Failure to Maintain a Smoke-Free Environment for Resident
Penalty
Summary
The facility failed to ensure a safe environment free from accident hazards for Resident 26, who was observed smoking a cigarette in the facility parking lot despite the facility's policy of being a smoke and tobacco-free campus. Resident 26, who has chronic obstructive pulmonary disease and normal pressure hydrocephalus, was seen smoking next to an employee, indicating a lack of supervision and adherence to the facility's smoking policy. The resident's clinical records did not include a smoking evaluation for safety, nor was there a care plan addressing safety while smoking. Interviews revealed that Resident 26 kept cigarettes and a lighter in her room without a secure place to store them, posing a potential risk to other residents. The facility was aware of the resident's smoking habits and required her to leave the grounds to smoke, but employees were not permitted to assist her during work hours. This lack of a structured plan and supervision for Resident 26's smoking activities contributed to the deficiency in maintaining a hazard-free environment.
Plan Of Correction
Resident 26 will be evaluated for safety with smoking. She will be offered a lock box for her room to keep her cigarettes and lighter in. A care plan will be developed ensuring residents' safety while smoking. All residents requesting to smoke off facility property will have a safety evaluation completed. Storage will be provided for cigarettes and cigarette lighting devices. A care plan will be developed to ensure resident safety while smoking. Facility smoking policy has been updated to include resident assessment for safety with smoking, providing proper storage of cigarettes and cigarette lighting devices, and care plan development to ensure safety.

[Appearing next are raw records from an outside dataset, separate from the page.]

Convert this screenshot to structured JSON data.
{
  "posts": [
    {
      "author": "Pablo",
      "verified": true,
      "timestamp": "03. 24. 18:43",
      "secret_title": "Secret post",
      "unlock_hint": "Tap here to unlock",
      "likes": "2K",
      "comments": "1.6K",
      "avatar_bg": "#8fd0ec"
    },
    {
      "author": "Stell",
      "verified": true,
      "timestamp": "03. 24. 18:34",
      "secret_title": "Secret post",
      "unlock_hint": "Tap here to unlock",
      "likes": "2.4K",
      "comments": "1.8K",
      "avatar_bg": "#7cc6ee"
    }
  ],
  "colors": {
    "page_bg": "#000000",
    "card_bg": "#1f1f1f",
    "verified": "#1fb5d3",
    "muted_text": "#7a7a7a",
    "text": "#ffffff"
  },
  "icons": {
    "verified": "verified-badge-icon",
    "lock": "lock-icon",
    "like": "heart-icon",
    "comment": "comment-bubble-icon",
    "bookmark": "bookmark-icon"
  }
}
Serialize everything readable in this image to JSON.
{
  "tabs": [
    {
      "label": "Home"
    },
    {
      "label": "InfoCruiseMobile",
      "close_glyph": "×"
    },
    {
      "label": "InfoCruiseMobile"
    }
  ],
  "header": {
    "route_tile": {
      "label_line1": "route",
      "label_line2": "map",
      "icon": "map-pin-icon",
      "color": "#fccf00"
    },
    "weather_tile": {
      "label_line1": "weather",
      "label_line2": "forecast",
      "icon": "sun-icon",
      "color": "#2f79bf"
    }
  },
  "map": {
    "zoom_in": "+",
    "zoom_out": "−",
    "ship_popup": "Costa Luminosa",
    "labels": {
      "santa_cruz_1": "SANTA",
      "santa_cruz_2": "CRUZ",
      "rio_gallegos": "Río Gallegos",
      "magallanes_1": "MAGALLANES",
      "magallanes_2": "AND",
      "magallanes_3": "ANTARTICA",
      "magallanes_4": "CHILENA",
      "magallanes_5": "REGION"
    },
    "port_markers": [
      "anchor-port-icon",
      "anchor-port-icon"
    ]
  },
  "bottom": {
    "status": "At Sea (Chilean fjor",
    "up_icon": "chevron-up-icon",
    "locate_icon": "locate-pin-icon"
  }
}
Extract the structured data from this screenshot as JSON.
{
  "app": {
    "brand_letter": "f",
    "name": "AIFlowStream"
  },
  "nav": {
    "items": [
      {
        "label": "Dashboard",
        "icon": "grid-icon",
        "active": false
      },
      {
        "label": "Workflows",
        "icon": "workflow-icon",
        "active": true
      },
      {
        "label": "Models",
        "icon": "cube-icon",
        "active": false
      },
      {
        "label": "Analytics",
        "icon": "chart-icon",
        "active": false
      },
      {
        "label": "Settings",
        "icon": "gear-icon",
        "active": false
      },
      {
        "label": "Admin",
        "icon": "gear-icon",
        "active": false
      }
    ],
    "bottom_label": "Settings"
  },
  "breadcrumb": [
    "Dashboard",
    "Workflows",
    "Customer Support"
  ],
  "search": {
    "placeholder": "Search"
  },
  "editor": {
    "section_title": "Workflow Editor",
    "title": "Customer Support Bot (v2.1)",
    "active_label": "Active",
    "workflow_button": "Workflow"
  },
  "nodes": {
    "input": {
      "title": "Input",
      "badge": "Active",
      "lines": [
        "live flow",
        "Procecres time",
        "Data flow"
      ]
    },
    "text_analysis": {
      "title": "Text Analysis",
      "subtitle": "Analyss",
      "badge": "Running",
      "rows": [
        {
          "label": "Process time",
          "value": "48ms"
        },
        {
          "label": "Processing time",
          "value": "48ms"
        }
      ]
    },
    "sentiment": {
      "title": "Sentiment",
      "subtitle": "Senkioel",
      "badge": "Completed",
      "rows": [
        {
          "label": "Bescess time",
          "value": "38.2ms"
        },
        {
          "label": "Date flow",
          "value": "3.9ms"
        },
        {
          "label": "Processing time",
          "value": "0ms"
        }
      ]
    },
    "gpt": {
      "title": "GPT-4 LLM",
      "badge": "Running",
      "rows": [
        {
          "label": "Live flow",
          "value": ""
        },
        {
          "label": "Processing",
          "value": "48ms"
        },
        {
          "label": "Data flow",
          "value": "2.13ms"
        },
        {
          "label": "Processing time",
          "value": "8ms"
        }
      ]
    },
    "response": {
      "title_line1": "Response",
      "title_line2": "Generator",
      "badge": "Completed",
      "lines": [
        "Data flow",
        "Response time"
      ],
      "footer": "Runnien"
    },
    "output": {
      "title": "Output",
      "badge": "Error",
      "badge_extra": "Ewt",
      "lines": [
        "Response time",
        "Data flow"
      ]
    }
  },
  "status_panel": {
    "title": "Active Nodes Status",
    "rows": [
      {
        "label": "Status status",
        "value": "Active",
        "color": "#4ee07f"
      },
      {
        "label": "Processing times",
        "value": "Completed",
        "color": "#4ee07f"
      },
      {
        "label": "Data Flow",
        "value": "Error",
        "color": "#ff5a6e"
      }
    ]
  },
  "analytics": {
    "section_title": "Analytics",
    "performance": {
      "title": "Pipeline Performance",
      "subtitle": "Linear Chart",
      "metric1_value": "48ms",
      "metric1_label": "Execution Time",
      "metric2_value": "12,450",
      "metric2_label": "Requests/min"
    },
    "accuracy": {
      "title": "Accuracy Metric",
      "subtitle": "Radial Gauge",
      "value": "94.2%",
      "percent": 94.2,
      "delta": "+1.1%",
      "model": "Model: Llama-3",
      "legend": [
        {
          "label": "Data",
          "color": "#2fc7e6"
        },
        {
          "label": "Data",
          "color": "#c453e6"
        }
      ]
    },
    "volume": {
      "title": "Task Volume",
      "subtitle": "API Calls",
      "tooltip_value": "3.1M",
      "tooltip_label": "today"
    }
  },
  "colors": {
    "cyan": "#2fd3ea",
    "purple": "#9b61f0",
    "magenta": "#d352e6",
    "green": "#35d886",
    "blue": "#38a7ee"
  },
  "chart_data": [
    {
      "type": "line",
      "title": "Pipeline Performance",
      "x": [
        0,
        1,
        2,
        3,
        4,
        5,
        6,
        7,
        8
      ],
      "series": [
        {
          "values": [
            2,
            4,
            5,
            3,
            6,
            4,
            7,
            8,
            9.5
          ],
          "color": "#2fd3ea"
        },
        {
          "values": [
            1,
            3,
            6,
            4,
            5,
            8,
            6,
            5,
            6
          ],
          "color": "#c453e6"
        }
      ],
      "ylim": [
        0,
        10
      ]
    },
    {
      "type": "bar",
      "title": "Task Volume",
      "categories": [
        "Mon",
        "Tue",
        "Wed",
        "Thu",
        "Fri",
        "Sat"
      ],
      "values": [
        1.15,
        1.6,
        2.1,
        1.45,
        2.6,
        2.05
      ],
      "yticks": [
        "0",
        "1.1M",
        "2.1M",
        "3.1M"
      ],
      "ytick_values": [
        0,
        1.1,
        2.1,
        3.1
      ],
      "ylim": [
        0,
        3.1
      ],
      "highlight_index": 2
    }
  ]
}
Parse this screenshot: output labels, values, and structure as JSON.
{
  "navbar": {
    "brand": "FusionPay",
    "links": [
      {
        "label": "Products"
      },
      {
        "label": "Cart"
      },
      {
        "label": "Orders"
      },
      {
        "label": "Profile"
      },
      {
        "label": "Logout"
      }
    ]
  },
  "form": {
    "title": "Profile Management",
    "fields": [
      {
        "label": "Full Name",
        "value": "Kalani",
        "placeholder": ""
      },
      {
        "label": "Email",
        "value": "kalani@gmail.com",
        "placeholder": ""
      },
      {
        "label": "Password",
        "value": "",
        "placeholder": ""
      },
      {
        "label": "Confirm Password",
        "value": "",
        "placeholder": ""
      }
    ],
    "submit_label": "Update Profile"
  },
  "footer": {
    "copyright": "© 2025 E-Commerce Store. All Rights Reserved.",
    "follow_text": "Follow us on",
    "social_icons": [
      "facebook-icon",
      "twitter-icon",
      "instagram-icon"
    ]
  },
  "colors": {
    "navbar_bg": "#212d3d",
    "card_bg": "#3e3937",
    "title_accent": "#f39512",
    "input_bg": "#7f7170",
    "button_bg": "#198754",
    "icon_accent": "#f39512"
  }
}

All facility staff will be updated on the revised policy. Staff will be educated that they are not permitted to assist residents with smoking while clocked in to work. A QA tool has been developed to review all residents that smoke weekly to ensure policy compliance. The Quality Assurance (QA) Coordinator or designee will complete the QA review on a weekly basis and re-educate staff not following policy and procedure. The QA Coordinator will review the completed QA tool monthly and will report any trends or patterns at the quarterly Interdisciplinary Quality Assurance and Quality Performance (QAPI) meeting. The QAPI Committee will review the reports at their quarterly meeting and make recommendations for any deficient patterns identified. They will continue to monitor quarterly until the solutions are sustained for a period of two quarters. Decreasing or elimination of this tool will occur only upon recommendation of the Interdisciplinary QAPI Committee at their quarterly meeting.